The survey also discovered that expectations for a mobility and logistics ecosystem are increasing: 60% of executives (a higher percentage than ever before) agree that, in the future, we will no longer differentiate between the transportation of humans and goods. Ugo Platania explains: “Companies will need both to rethink their business models and to cooperate with each other to create a mobility ecosystem. The company offering the best customer experience to people and goods will likely own the platform.”
Whereas OEMs once felt they were in charge of their own technological agendas, this no longer true: three quarters (77%) of executives noted that these agendas are now essentially set by the regulator. Ugo Platania notes a few regional differences: “Industry policies in Asia and the US seem to be far more advanced than in Europe: 83% of Chinese executives and 81% of executives in the US believe their country has clear automotive industry policies. In Western Europe, only half of CEOs feel the same.”
Regarding the Grand Duchy, Bruno Magal, Senior Manager at KPMG Luxembourg Automotive notes a particular issue in need of regulation: “In Luxembourg, the level of CO2 emissions is one of the highest in Western Europe. With 400,000 cars on the roads of Luxembourg, measures need to be put in place to allow a decrease of CO2 emissions.”
Bruno elaborates further on Luxembourg’s auto industry: “The Luxembourg automobile landscape is constant in its eccentricity. Despite the known difficulties with heavy traffic and the enhancement of public transport services, the ratio per inhabitant remains one of the highest in Europe and the car remains an important commodity for individuals—much more so than for the average EU resident. Luxembourgers’ favorite brands remains VW, BMW, and Audi, and while the car fleet here has gotten slightly older it is still the youngest in the EU.”

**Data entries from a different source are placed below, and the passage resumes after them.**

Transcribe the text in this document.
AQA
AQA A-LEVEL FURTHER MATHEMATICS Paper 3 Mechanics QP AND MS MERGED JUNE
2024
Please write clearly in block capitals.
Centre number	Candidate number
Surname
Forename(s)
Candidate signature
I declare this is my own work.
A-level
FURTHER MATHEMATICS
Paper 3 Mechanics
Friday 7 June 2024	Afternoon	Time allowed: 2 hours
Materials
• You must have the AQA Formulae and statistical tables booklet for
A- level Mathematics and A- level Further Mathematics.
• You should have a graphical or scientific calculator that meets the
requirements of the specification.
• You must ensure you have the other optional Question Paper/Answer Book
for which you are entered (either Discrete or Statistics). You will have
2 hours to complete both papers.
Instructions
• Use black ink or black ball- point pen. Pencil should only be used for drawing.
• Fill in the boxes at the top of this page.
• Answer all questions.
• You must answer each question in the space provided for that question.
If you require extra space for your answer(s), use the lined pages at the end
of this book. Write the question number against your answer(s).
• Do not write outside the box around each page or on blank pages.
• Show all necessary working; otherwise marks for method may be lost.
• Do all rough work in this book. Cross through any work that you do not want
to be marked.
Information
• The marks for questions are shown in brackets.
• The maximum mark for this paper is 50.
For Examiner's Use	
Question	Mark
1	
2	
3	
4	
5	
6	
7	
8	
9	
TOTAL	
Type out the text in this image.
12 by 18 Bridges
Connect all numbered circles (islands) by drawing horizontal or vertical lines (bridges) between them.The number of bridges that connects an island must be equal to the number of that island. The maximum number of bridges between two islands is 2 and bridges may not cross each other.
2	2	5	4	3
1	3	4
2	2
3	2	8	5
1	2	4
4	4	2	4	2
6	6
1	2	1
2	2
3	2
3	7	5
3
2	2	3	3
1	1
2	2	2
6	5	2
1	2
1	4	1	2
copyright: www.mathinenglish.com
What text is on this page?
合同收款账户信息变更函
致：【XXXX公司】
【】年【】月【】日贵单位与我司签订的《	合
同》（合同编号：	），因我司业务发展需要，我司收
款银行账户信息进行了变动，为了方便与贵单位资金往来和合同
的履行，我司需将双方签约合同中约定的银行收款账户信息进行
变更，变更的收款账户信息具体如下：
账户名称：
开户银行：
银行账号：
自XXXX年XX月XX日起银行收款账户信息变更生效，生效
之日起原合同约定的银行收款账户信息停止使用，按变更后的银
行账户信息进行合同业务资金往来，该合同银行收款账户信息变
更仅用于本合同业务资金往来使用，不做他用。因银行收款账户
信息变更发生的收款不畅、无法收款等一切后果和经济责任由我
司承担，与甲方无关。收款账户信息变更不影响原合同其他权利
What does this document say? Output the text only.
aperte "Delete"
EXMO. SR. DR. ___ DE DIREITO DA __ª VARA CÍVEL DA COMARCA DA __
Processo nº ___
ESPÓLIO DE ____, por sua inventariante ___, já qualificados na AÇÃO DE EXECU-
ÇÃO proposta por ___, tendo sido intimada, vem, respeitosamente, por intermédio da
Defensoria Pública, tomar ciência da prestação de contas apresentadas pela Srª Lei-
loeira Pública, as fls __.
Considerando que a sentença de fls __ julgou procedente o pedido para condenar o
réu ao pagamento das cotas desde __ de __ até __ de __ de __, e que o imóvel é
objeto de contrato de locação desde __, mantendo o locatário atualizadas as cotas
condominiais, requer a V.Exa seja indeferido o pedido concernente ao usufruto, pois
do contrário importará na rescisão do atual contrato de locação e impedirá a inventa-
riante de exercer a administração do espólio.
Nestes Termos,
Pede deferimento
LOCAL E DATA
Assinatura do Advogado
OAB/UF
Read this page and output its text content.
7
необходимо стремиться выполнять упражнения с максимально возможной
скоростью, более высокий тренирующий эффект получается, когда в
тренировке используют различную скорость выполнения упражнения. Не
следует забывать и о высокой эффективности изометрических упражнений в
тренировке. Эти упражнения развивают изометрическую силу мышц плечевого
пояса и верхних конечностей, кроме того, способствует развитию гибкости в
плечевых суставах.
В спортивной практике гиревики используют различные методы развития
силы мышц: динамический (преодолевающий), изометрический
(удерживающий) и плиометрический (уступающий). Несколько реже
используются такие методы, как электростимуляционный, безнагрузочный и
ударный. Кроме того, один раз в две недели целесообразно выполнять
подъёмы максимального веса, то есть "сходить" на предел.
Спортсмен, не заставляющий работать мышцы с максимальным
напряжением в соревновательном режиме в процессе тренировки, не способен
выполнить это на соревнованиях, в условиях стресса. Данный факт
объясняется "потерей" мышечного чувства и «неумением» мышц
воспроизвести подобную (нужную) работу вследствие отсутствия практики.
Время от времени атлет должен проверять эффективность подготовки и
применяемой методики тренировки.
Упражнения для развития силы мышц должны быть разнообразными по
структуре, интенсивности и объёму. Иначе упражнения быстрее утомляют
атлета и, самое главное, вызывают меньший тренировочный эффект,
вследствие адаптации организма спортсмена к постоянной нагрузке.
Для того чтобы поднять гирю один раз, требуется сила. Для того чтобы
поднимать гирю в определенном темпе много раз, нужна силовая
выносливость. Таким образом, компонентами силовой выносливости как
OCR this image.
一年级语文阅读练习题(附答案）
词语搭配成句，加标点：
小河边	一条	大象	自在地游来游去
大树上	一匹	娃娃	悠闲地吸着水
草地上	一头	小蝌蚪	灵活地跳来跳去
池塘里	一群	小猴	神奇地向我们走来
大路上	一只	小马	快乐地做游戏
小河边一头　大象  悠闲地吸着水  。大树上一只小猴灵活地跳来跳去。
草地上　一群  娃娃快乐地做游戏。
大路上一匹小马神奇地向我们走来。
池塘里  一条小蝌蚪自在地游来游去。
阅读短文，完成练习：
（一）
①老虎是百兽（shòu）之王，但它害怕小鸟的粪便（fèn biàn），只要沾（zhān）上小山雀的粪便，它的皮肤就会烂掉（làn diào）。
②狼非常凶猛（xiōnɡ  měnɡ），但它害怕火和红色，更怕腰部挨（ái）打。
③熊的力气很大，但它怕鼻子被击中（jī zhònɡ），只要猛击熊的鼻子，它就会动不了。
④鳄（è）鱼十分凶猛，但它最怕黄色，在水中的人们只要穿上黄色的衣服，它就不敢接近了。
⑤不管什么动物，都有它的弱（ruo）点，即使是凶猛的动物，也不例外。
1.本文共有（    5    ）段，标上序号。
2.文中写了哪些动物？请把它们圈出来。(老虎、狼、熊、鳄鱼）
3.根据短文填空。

Ugo Platania comments: “Shifts in fuel type and incentives to reduce diesel fuel do not seem to have benefited alternative fuels. Price is still one of the key inhibitors to the popularity of alternative fuels, certainly—but there is also a lack of knowledge, among consumers, on alternative cars. As the industry matures, we hope to see more interest in alternatives.”
Participants in the survey strongly agree that creating and perfecting electric vehicles, in the face of important and high environmental standards, is a crucial goal.